Do You Qualify for Vocational Training After Your Workplace Accident?

In Illinois, injured workers may qualify for vocational rehabilitation if they meet certain requirements and are able to return to their original positions. If the worker is physically unable to complete the training, he or she may be eligible for additional programs through the Department of Human Services or a workers’ comp lawyer.

Rights of Injured Employees

Injured employees who are unable to work in their pre-accident jobs have a right to a program that will provide education and training for opportunities for new employment. However, eligible employees must comply with the rules of the program and the Illinois Department of Human Services. They are required to communicate regularly with their counselors, comply with all job-related requests, and obtain written approval for any payments for vocational rehabilitation.

Despite an injured employee’s best efforts with compliance, sometimes problems arise. The employee may run into difficulties with eligibility, be denied services, or experience delays in receiving services. If this happens, the employee may need to file an appeal with the Illinois Department of Human Services.
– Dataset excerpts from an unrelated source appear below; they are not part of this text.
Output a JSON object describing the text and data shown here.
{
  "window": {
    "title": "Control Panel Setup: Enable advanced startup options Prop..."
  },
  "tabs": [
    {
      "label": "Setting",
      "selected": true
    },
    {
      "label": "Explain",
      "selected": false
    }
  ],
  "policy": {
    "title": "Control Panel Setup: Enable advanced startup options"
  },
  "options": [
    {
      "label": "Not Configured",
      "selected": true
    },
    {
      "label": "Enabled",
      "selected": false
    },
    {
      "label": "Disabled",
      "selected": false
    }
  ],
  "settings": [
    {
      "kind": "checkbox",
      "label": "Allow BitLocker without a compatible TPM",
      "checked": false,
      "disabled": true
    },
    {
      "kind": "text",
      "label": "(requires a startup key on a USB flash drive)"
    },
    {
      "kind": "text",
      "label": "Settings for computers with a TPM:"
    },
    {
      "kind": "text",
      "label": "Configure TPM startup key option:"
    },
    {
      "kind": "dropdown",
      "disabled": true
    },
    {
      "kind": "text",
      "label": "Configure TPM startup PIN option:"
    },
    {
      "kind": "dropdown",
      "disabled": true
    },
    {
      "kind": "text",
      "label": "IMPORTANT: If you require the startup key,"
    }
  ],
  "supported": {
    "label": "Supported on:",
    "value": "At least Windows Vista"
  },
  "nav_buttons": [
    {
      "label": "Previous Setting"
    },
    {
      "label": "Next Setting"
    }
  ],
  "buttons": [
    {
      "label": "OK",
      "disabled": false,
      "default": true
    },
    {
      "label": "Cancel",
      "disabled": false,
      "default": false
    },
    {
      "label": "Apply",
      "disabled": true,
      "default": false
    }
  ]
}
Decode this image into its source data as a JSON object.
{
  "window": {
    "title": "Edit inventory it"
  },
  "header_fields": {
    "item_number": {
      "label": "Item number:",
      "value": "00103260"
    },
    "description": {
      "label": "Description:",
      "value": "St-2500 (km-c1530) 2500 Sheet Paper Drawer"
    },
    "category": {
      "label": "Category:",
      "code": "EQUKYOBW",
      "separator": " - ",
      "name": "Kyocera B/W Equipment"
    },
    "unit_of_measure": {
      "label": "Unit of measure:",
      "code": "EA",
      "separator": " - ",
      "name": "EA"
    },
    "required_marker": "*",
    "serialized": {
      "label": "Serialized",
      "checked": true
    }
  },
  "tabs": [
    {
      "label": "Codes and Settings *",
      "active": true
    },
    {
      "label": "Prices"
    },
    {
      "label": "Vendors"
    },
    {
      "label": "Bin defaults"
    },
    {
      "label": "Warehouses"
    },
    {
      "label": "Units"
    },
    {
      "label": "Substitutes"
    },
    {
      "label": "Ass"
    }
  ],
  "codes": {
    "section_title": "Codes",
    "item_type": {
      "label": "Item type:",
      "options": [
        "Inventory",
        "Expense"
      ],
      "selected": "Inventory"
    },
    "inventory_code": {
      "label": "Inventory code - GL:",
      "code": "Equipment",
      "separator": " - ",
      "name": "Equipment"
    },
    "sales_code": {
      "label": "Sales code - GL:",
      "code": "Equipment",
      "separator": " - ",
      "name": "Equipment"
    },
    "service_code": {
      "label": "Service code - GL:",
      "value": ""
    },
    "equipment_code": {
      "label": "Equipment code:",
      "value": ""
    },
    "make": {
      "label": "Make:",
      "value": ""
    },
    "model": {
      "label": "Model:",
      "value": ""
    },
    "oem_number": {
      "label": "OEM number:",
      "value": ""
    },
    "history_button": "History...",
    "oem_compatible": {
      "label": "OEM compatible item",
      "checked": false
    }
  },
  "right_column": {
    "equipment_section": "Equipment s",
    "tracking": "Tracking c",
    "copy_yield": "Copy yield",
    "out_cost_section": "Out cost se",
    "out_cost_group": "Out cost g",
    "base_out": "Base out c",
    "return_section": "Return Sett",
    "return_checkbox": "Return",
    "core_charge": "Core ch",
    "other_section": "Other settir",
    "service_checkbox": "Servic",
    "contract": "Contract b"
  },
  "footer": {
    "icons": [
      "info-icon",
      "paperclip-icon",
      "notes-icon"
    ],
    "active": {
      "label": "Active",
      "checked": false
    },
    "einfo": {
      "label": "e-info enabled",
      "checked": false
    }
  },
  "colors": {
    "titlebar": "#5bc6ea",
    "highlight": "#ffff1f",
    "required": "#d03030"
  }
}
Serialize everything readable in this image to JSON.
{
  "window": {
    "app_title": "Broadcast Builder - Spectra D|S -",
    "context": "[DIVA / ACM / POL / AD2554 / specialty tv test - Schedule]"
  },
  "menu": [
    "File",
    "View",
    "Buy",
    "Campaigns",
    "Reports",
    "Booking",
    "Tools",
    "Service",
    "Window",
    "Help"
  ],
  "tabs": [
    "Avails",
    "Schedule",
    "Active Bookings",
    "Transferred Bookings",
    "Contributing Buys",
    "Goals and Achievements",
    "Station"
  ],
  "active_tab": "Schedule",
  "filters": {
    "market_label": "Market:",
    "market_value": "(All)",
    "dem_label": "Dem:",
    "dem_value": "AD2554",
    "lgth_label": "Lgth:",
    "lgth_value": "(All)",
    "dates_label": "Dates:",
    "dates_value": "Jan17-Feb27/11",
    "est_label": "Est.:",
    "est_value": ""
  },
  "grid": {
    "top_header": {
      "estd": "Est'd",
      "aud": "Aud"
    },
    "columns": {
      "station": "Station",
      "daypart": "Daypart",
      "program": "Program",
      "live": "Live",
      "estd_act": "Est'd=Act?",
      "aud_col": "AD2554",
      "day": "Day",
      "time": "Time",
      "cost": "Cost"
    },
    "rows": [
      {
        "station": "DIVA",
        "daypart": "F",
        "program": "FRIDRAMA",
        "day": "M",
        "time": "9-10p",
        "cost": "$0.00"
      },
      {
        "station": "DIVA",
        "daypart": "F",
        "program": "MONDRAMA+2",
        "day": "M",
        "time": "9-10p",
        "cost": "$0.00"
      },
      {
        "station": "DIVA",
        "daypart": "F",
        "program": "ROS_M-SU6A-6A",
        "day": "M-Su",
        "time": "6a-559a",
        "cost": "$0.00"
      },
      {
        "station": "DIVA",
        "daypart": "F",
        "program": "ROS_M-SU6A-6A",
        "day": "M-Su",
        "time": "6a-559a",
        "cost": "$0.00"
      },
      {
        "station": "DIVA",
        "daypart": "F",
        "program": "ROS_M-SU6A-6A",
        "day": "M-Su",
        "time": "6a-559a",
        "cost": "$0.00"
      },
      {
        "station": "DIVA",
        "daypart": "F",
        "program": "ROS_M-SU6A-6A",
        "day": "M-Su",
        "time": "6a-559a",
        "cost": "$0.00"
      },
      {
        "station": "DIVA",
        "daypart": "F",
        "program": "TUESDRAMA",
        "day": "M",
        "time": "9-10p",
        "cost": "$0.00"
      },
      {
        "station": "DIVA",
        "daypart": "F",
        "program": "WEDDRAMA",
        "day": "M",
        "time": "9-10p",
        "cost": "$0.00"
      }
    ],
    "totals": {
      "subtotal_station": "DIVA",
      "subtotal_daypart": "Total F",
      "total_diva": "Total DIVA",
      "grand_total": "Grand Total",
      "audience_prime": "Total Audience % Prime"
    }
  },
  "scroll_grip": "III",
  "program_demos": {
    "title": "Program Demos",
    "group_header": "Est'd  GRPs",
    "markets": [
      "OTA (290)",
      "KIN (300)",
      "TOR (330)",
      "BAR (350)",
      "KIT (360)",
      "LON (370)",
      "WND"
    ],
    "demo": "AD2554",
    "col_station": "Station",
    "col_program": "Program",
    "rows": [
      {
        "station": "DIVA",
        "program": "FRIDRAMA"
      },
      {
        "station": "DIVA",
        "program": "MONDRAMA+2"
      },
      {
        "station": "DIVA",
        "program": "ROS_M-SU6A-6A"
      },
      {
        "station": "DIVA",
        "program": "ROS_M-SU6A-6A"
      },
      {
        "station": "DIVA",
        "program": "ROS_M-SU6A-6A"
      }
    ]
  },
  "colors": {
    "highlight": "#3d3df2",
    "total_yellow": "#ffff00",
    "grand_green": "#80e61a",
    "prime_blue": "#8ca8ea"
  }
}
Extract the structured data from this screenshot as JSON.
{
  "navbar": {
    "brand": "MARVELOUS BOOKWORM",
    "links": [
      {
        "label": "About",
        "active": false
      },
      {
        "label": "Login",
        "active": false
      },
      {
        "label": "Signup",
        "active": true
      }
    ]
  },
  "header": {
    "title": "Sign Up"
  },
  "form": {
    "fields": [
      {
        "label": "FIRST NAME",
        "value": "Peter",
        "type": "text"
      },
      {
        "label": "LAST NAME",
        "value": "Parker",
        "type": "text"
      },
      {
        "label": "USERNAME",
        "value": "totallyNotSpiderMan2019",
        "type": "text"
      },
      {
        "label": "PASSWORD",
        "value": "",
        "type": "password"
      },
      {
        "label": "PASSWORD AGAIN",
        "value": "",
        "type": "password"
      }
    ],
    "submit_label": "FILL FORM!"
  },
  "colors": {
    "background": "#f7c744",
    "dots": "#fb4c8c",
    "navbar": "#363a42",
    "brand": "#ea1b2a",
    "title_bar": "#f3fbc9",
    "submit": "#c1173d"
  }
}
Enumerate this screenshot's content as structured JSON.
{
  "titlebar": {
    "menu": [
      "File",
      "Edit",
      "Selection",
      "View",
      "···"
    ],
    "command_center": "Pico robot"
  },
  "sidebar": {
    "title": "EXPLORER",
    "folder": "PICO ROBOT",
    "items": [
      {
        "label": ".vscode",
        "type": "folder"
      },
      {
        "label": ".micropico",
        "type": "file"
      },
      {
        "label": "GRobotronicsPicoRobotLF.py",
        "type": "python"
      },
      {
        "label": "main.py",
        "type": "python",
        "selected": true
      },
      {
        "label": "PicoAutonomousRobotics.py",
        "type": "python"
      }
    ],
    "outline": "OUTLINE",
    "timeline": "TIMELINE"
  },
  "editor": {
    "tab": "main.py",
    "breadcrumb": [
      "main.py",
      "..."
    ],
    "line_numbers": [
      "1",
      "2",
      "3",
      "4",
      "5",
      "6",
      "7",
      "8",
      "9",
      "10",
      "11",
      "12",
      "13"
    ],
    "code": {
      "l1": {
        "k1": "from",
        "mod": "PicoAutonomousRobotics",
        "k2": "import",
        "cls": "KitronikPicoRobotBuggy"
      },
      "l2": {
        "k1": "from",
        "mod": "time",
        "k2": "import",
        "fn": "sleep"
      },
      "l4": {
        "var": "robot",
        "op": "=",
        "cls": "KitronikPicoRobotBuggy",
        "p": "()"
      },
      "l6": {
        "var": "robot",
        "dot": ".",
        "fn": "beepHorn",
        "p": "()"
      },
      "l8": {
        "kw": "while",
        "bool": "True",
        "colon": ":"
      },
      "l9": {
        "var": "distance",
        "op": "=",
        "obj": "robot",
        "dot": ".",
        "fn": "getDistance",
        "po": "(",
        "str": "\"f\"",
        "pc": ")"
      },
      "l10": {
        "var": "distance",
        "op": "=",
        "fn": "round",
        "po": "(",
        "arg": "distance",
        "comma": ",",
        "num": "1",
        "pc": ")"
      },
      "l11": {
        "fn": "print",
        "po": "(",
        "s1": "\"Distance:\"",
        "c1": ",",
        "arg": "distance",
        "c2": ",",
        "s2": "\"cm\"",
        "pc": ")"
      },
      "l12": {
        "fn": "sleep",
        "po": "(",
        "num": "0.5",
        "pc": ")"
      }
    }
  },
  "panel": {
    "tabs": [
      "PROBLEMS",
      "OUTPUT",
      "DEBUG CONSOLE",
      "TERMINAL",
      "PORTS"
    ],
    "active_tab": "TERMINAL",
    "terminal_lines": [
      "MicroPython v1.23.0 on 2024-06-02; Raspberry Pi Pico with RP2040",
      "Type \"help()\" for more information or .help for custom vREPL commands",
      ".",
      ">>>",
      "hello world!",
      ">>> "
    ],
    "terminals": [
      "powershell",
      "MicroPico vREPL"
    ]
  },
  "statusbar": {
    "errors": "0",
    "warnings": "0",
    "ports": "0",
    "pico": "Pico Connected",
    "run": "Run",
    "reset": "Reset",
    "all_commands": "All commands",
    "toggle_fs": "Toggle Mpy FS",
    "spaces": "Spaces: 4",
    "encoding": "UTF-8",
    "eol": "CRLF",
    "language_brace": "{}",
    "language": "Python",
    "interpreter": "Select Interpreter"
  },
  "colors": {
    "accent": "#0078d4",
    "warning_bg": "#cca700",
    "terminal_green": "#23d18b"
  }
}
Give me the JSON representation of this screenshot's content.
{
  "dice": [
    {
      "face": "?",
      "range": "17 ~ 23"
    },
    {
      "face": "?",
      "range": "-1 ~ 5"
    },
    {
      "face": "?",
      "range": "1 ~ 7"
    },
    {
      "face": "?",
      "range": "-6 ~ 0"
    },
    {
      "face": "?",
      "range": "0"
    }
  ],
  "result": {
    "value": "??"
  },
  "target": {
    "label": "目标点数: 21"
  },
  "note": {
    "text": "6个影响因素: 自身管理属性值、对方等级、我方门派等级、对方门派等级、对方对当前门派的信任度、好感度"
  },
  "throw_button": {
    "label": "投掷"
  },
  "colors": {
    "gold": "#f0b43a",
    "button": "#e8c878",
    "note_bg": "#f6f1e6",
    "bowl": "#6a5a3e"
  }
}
What Is Vocational Rehabilitation?

Suffering an injury that limits an employee’s ability to return to a job that requires physical activity also limits earning power. The intent of vocational rehabilitation is to return injured employees to suitable employment when there is evidence that doing so will increase the worker’s earning capacity. Under the Illinois Workers’ Compensation Act, employers are responsible for the cost of the vocational rehabilitation program, along with maintenance expenses like travel costs and living expenses.

How Does One Qualify for Vocational Rehabilitation?

To qualify for vocational rehabilitation, certain requirements must be met:

  • The injured employee must be under work restrictions from a licensed physician.
  • The employee is physically unable to return to work.
  • The employer has no available work that matches the physician’s work restrictions for the employee.
  • The injured employee has been unable to find other work that matches the work restrictions.
  • The employee and insurer agree to a vocational rehabilitation plan.

After applying for a plan, the employee will go through an assessment with a vocational counselor. The employee’s work injury restrictions, work experience, educational background, and career interests will be used to help determine existing skills and job placement. A vocational rehabilitation program may last between six to 18 months.